El sonar ruidoso e imponente del teléfono le robó el cetro al silencio y me tomó por sorpresa. En un acto casi inconsciente, lo contesto. No recuerdo exactamente como empezó la conversación; lo único que recuerdo es que tuvo el mismo final que ayer. Golpeé el auricular, como si él tuviese la culpa de todo lo que está pasando, y le entregué nuevamente el trono al silencio. ¿Para qué hacer sufrir de nuevo a mi alma? ¿Para qué torturarla con palabras que al final entierran más y más profundo la esperanza de un nuevo día? No, esta vez no dejaré que ese maldito rey me condene a sufrir un castigo tan severo que no merezco.

Intenté encontrar vestigios de vida por toda la casa; en los muebles, en el piso, en las paredes. Pero nada. Yo sabía que no los iba a encontrar. Era como la esperanza que tenía mi corazón de que algún día encontraría un refugio, un hermano en el cual podría confiar y crecer juntos hasta el día en que dejasen de latir.

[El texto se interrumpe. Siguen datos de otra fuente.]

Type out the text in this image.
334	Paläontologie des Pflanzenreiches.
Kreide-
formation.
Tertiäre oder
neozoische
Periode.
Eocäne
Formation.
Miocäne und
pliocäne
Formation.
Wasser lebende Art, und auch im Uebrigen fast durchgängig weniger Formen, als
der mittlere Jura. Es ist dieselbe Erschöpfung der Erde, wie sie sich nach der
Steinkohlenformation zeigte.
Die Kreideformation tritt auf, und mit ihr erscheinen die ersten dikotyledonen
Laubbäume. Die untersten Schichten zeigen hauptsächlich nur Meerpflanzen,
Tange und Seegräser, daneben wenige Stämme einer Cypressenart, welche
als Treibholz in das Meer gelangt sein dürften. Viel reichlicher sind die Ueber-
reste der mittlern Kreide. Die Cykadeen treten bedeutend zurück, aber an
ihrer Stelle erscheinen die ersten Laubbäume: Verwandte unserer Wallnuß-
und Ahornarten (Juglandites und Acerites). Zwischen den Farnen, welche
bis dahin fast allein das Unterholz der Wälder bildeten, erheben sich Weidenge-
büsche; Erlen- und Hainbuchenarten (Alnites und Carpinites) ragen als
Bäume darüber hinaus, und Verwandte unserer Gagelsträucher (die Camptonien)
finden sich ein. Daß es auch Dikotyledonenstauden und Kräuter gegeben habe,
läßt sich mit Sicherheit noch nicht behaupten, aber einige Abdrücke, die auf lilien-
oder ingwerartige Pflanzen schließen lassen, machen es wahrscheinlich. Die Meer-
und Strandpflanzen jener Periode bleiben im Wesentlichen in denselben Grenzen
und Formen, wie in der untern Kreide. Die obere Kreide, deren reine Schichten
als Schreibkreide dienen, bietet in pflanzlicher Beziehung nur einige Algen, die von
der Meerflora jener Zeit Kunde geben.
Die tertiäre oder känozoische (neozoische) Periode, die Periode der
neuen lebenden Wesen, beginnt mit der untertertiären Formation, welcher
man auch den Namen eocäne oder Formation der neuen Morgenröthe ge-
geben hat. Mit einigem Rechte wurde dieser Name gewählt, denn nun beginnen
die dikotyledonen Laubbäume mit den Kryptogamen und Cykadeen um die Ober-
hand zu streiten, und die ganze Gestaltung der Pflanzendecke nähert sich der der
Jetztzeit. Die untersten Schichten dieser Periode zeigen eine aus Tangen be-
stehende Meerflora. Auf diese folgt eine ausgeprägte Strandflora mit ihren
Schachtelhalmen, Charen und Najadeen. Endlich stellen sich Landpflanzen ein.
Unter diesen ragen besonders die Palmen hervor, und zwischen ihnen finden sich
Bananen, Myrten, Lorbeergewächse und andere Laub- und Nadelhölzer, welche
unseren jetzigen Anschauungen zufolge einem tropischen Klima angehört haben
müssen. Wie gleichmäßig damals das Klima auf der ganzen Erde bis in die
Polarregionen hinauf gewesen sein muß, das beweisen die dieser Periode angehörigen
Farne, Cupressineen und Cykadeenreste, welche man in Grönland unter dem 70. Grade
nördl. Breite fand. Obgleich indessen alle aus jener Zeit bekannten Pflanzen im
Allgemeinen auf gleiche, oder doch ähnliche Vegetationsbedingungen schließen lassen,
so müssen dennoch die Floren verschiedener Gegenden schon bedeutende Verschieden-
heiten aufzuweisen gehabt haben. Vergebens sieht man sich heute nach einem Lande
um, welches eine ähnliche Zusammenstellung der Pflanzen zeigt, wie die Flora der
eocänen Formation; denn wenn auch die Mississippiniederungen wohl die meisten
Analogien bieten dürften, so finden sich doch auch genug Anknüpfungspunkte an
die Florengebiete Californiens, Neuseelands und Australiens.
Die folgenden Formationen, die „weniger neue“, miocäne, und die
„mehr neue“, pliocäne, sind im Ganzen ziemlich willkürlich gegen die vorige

Resignado a que esto no ocurriría, me dirigí a mi habitación. Encendí la luz de la lámpara del velador, que da una tenue luz amarillenta. Luego, mi vista se concentró en una imagen de una persona muy parecida a mí, acompañada de unas cuantas personas más. ¿Porqué la tendré yo, si no me siento parte de esa fotografía? No importa, se ve muy bien como adorno.

Casi automáticamente cambié de tenida y apoyé mi desconcertada cabeza sobre la almohada. A medida que mis ojos se fueron cerrando, fui sintiendo que se formaba un nudo en mi garganta que iba creciendo cada vez más. Pero ya estoy acostumbrado; es el mismo que se forma todas las noches, mientras me refugio en un mundo ideal. Un mundo en donde mi corazón es parte de una gran familia, el silencio es un simple esclavo y mi alma una doncella que descansa en paz, sin saber que muy prontamente va a ser arrebatada por una criatura que nos despoja de la felicidad, nos corta las alas y nos vuelve tan monstruosos como ella: la realidad.